Parabolas Lesson 6 Episode 2 (Teachers)

Exploring

Download Math TaskLink to on-line calculator

Keoni and Sasha continue to explore the role that the p-value has on the shape of the graph of parabolas represented by y = x2/(4p). They graph a parabola with a p-value of 1/2, and compare it to the graph of a parabola with a p-value of 1/4 from Episode 1.


Episode Supports

Students’ Conceptual Challenges

As Keoni and Sasha graph the parabola with p = 1/2, they seem surprised by the question asking them to predict the x-value of a point on the parabola for a y-value of 4 [6:25-6:52]. They struggle to make sense of the question.

➤ Sasha and Keoni revoice the question. Sasha makes geometric sense of the question by moving her hand along a horizontal line at y = 4. Using her sense of the shape of a parabola, she indicates a region on the coordinate grid where she expects to find the point [6:59-7:14]. They use the equation for the parabola (y = x2/2) to find a precise x-value when the y-value is 4.

Focus Questions

For use in a classroom, pause the video and ask these questions:

1. [Pause video at 1:14]. Sasha and Keoni have drawn a horizontal line. What is true about every point on that horizontal line?

2. [Pause video at 5:49]. Plot some other points on the parabola where the p-value is 1/2. Then we will compare our work with Sasha and Keoni’s.
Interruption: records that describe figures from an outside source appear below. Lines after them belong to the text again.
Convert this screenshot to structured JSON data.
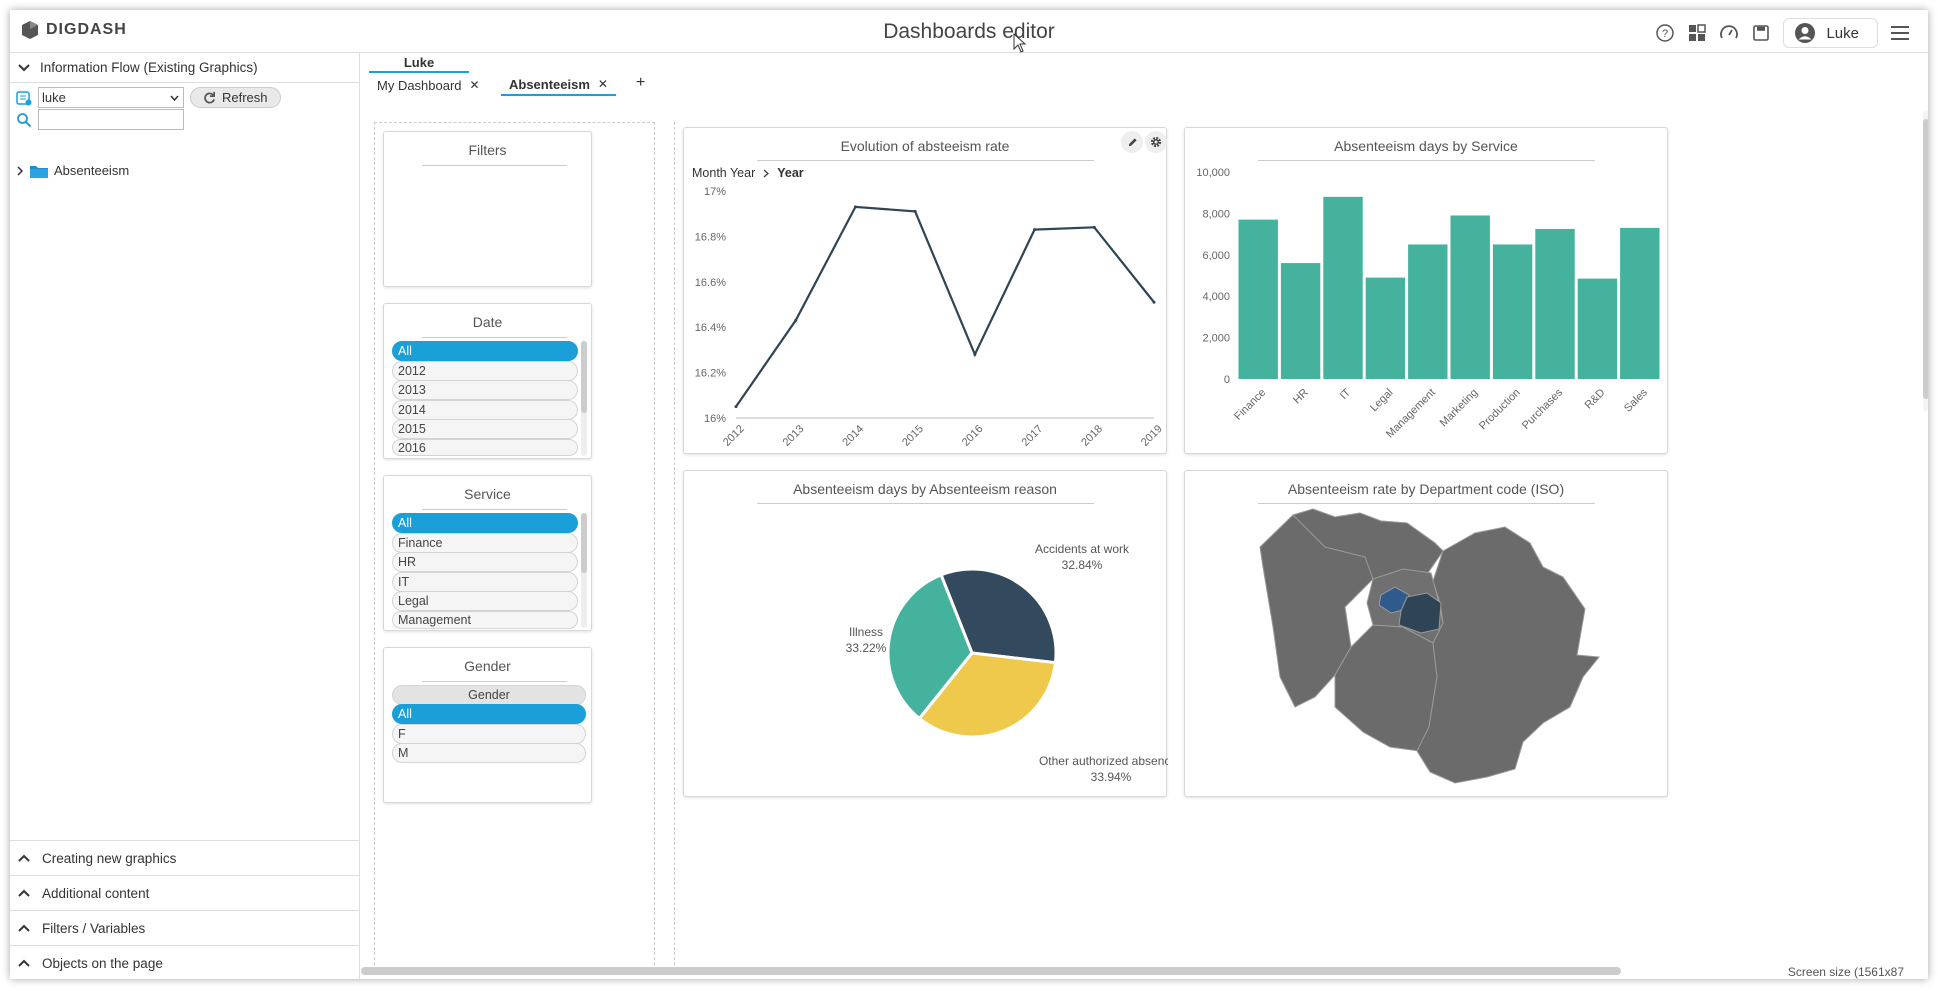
{
  "app": {
    "logo": "DIGDASH",
    "title": "Dashboards editor"
  },
  "header": {
    "user_name": "Luke"
  },
  "left_panel": {
    "section_title": "Information Flow (Existing Graphics)",
    "user_select": "luke",
    "refresh_label": "Refresh",
    "search_placeholder": "",
    "tree_item": "Absenteeism",
    "footer_sections": [
      "Creating new graphics",
      "Additional content",
      "Filters / Variables",
      "Objects on the page"
    ]
  },
  "tabs": {
    "group": "Luke",
    "items": [
      {
        "label": "My Dashboard"
      },
      {
        "label": "Absenteeism"
      }
    ],
    "add": "+"
  },
  "filters": {
    "title": "Filters",
    "date": {
      "title": "Date",
      "items": [
        "All",
        "2012",
        "2013",
        "2014",
        "2015",
        "2016"
      ]
    },
    "service": {
      "title": "Service",
      "items": [
        "All",
        "Finance",
        "HR",
        "IT",
        "Legal",
        "Management"
      ]
    },
    "gender": {
      "title": "Gender",
      "header_button": "Gender",
      "items": [
        "All",
        "F",
        "M"
      ]
    }
  },
  "charts": {
    "line": {
      "title": "Evolution of absteeism rate",
      "breadcrumb_1": "Month Year",
      "breadcrumb_2": "Year"
    },
    "bar": {
      "title": "Absenteeism days by Service"
    },
    "pie": {
      "title": "Absenteeism days by Absenteeism reason"
    },
    "map": {
      "title": "Absenteeism rate by Department code (ISO)"
    }
  },
  "footer": {
    "screen_size": "Screen size (1561x87"
  },
  "colors": {
    "accent": "#1a9fd8",
    "line": "#2e4556",
    "bar": "#45b29d",
    "pie_dark": "#334a5e",
    "pie_teal": "#45b29d",
    "pie_yellow": "#efc94c",
    "map_grey": "#6b6b6b"
  },
  "chart_data": [
    {
      "type": "line",
      "title": "Evolution of absteeism rate",
      "categories": [
        "2012",
        "2013",
        "2014",
        "2015",
        "2016",
        "2017",
        "2018",
        "2019"
      ],
      "values": [
        16.05,
        16.43,
        16.93,
        16.91,
        16.28,
        16.83,
        16.84,
        16.51
      ],
      "ylim": [
        16,
        17
      ],
      "yticks": [
        "16%",
        "16.2%",
        "16.4%",
        "16.6%",
        "16.8%",
        "17%"
      ]
    },
    {
      "type": "bar",
      "title": "Absenteeism days by Service",
      "categories": [
        "Finance",
        "HR",
        "IT",
        "Legal",
        "Management",
        "Marketing",
        "Production",
        "Purchases",
        "R&D",
        "Sales"
      ],
      "values": [
        7700,
        5600,
        8800,
        4900,
        6500,
        7900,
        6500,
        7250,
        4850,
        7300
      ],
      "ylim": [
        0,
        10000
      ],
      "yticks": [
        "0",
        "2,000",
        "4,000",
        "6,000",
        "8,000",
        "10,000"
      ]
    },
    {
      "type": "pie",
      "title": "Absenteeism days by Absenteeism reason",
      "labels": [
        "Accidents at work",
        "Other authorized absences",
        "Illness"
      ],
      "values": [
        32.84,
        33.94,
        33.22
      ],
      "value_labels": [
        "32.84%",
        "33.94%",
        "33.22%"
      ]
    }
  ]
}
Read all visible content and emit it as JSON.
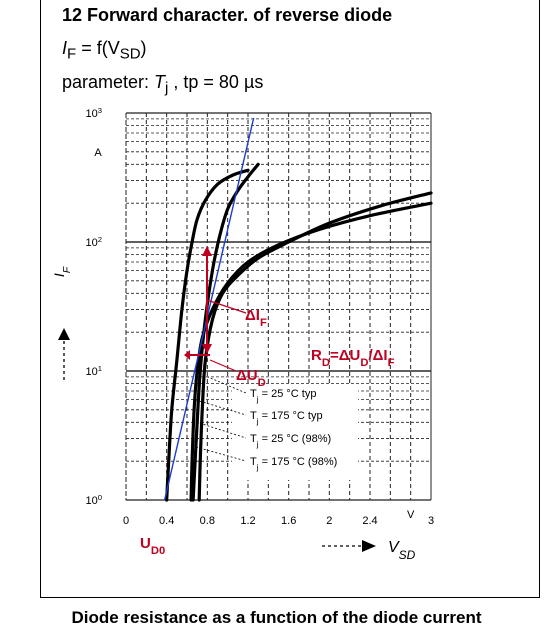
{
  "header": {
    "title": "12 Forward character. of reverse diode",
    "function_lhs": "I",
    "function_lhs_sub": "F",
    "function_mid": " = f(V",
    "function_sub": "SD",
    "function_close": ")",
    "param_prefix": "parameter: ",
    "param_tj": "T",
    "param_tj_sub": "j",
    "param_tp": " , tp = 80 µs"
  },
  "caption": "Diode resistance as a function of the diode current",
  "annotations": {
    "delta_if": "ΔI",
    "delta_if_sub": "F",
    "delta_ud": "ΔU",
    "delta_ud_sub": "D",
    "rd_formula_parts": [
      "R",
      "D",
      "=ΔU",
      "D",
      "/ΔI",
      "F"
    ],
    "ud0": "U",
    "ud0_sub": "D0",
    "colors": {
      "annotation": "#c00020",
      "tangent": "#1a3fd0",
      "curve": "#000000"
    }
  },
  "chart_data": {
    "type": "line",
    "title": "",
    "xlabel": "V",
    "xlabel_sub": "SD",
    "x_unit": "V",
    "ylabel": "I",
    "ylabel_sub": "F",
    "y_unit": "A",
    "x_scale": "linear",
    "y_scale": "log",
    "xlim": [
      0,
      3
    ],
    "ylim": [
      1,
      1000
    ],
    "x_ticks": [
      "0",
      "0.4",
      "0.8",
      "1.2",
      "1.6",
      "2",
      "2.4",
      "V",
      "3"
    ],
    "y_ticks": [
      {
        "base": "10",
        "exp": "0"
      },
      {
        "base": "10",
        "exp": "1"
      },
      {
        "base": "10",
        "exp": "2"
      },
      {
        "base": "10",
        "exp": "3"
      }
    ],
    "grid": true,
    "legend_placement": "center",
    "series": [
      {
        "name": "Tj = 25 °C typ",
        "name_parts": [
          "T",
          "j",
          " = 25 °C typ"
        ],
        "x": [
          0.66,
          0.68,
          0.7,
          0.73,
          0.78,
          0.85,
          0.92,
          1.0,
          1.1,
          1.2,
          1.3
        ],
        "y": [
          1,
          2,
          4,
          10,
          25,
          60,
          110,
          180,
          250,
          320,
          400
        ]
      },
      {
        "name": "Tj = 175 °C typ",
        "name_parts": [
          "T",
          "j",
          " = 175 °C typ"
        ],
        "x": [
          0.4,
          0.42,
          0.45,
          0.5,
          0.55,
          0.6,
          0.65,
          0.7,
          0.78,
          0.9,
          1.05,
          1.2
        ],
        "y": [
          1,
          2,
          5,
          12,
          30,
          60,
          100,
          150,
          210,
          280,
          330,
          360
        ]
      },
      {
        "name": "Tj = 25 °C (98%)",
        "name_parts": [
          "T",
          "j",
          " = 25 °C (98%)"
        ],
        "x": [
          0.72,
          0.73,
          0.75,
          0.78,
          0.85,
          0.95,
          1.1,
          1.3,
          1.6,
          2.0,
          2.5,
          3.0
        ],
        "y": [
          1,
          2,
          5,
          12,
          25,
          40,
          55,
          75,
          100,
          140,
          190,
          240
        ]
      },
      {
        "name": "Tj = 175 °C (98%)",
        "name_parts": [
          "T",
          "j",
          " = 175 °C (98%)"
        ],
        "x": [
          0.64,
          0.65,
          0.67,
          0.7,
          0.75,
          0.85,
          1.0,
          1.2,
          1.5,
          1.9,
          2.4,
          3.0
        ],
        "y": [
          1,
          2,
          5,
          10,
          18,
          30,
          48,
          70,
          95,
          125,
          160,
          200
        ]
      }
    ],
    "tangent_line": {
      "x": [
        0.38,
        1.0
      ],
      "y": [
        1,
        1000
      ]
    }
  }
}
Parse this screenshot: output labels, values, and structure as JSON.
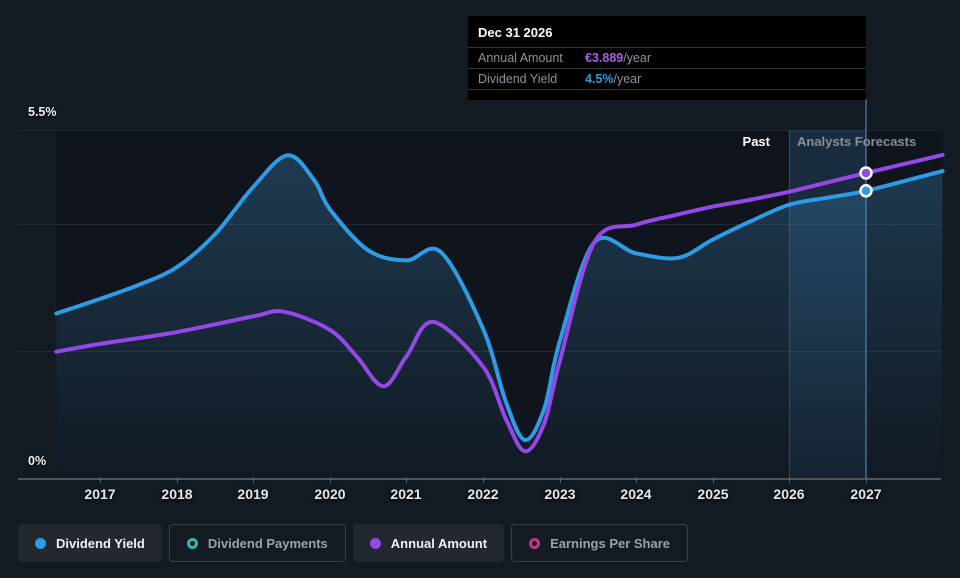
{
  "colors": {
    "background": "#141a22",
    "dividend_yield_blue": "#2e9be6",
    "annual_amount_purple": "#9448e8",
    "dividend_payments_teal": "#2fbcab",
    "earnings_per_share_pink": "#c43a84",
    "tooltip_background": "#000000",
    "gridline": "rgba(255,255,255,0.08)"
  },
  "tooltip": {
    "date": "Dec 31 2026",
    "rows": [
      {
        "label": "Annual Amount",
        "value": "€3.889",
        "suffix": "/year"
      },
      {
        "label": "Dividend Yield",
        "value": "4.5%",
        "suffix": "/year"
      }
    ]
  },
  "labels": {
    "past": "Past",
    "forecast": "Analysts Forecasts",
    "y_max": "5.5%",
    "y_min": "0%"
  },
  "legend": [
    {
      "label": "Dividend Yield",
      "style": "filled",
      "color": "#2e9be6",
      "active": true
    },
    {
      "label": "Dividend Payments",
      "style": "hollow",
      "color": "#2fbcab",
      "active": false
    },
    {
      "label": "Annual Amount",
      "style": "filled",
      "color": "#9448e8",
      "active": true
    },
    {
      "label": "Earnings Per Share",
      "style": "hollow",
      "color": "#c43a84",
      "active": false
    }
  ],
  "chart_data": {
    "type": "line",
    "title": "Dividend history and forecast",
    "x_ticks": [
      2017,
      2018,
      2019,
      2020,
      2021,
      2022,
      2023,
      2024,
      2025,
      2026,
      2027
    ],
    "x_range": [
      2016.43,
      2028.0
    ],
    "yield_axis": {
      "min": 0,
      "max": 5.5,
      "unit": "%",
      "gridlines": [
        0,
        2,
        4,
        5.5
      ],
      "labeled": [
        0,
        5.5
      ]
    },
    "amount_axis": {
      "min": 0,
      "unit": "EUR/year"
    },
    "past_until": 2026,
    "hover_year": 2027,
    "hovered_point_label": "Dec 31 2026",
    "series": [
      {
        "name": "Dividend Yield",
        "color": "#2e9be6",
        "unit": "%",
        "axis": "yield",
        "area_fill": true,
        "points": [
          [
            2016.43,
            2.6
          ],
          [
            2017.0,
            2.83
          ],
          [
            2017.5,
            3.05
          ],
          [
            2018.0,
            3.33
          ],
          [
            2018.5,
            3.85
          ],
          [
            2019.0,
            4.6
          ],
          [
            2019.45,
            5.1
          ],
          [
            2019.8,
            4.7
          ],
          [
            2020.0,
            4.25
          ],
          [
            2020.5,
            3.6
          ],
          [
            2021.0,
            3.44
          ],
          [
            2021.45,
            3.57
          ],
          [
            2022.0,
            2.36
          ],
          [
            2022.3,
            1.2
          ],
          [
            2022.55,
            0.6
          ],
          [
            2022.8,
            1.1
          ],
          [
            2023.0,
            2.15
          ],
          [
            2023.45,
            3.72
          ],
          [
            2024.0,
            3.55
          ],
          [
            2024.55,
            3.48
          ],
          [
            2025.0,
            3.77
          ],
          [
            2025.5,
            4.06
          ],
          [
            2026.0,
            4.32
          ],
          [
            2026.5,
            4.43
          ],
          [
            2027.0,
            4.54
          ],
          [
            2028.0,
            4.85
          ]
        ]
      },
      {
        "name": "Annual Amount",
        "color": "#9448e8",
        "unit": "EUR",
        "axis": "amount",
        "area_fill": false,
        "points": [
          [
            2016.43,
            1.61
          ],
          [
            2017.0,
            1.71
          ],
          [
            2018.0,
            1.86
          ],
          [
            2019.0,
            2.06
          ],
          [
            2019.4,
            2.12
          ],
          [
            2020.0,
            1.89
          ],
          [
            2020.35,
            1.55
          ],
          [
            2020.7,
            1.17
          ],
          [
            2021.0,
            1.55
          ],
          [
            2021.35,
            1.99
          ],
          [
            2022.0,
            1.42
          ],
          [
            2022.3,
            0.75
          ],
          [
            2022.55,
            0.34
          ],
          [
            2022.8,
            0.7
          ],
          [
            2023.0,
            1.48
          ],
          [
            2023.45,
            3.0
          ],
          [
            2024.0,
            3.23
          ],
          [
            2024.5,
            3.35
          ],
          [
            2025.0,
            3.46
          ],
          [
            2025.5,
            3.55
          ],
          [
            2026.0,
            3.65
          ],
          [
            2026.5,
            3.77
          ],
          [
            2027.0,
            3.889
          ],
          [
            2028.0,
            4.12
          ]
        ]
      }
    ],
    "markers": [
      {
        "series": "Annual Amount",
        "year": 2027,
        "value": 3.889
      },
      {
        "series": "Dividend Yield",
        "year": 2027,
        "value": 4.54
      }
    ]
  }
}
3. [Pause video at 6:22]. How did Sasha and Keoni determine that the points (–2,2) and (2,2) are on the parabola?

Supporting Dialogue

Invite students to engage reflect on the multiple methods to approach a problem by asking:

1. Can someone share one method they used to find a point on the parabola? Who has another method?

2. What is one way that you see how the shape of the parabola changes when the p-value changes from 1/4 to 1/2? Who sees it differently?

Math Extensions

1. On one coordinate grid, graph two parabolas with a vertex on the origin: one where the focus is 1/4 units below the vertex, and one where the focus is 1/2 units below the vertex. For each parabola, label its directrix, the coordinates of the focus, and several points on the parabola.

2. How did you find the coordinates of the points on the parabola? Describe each method that you used.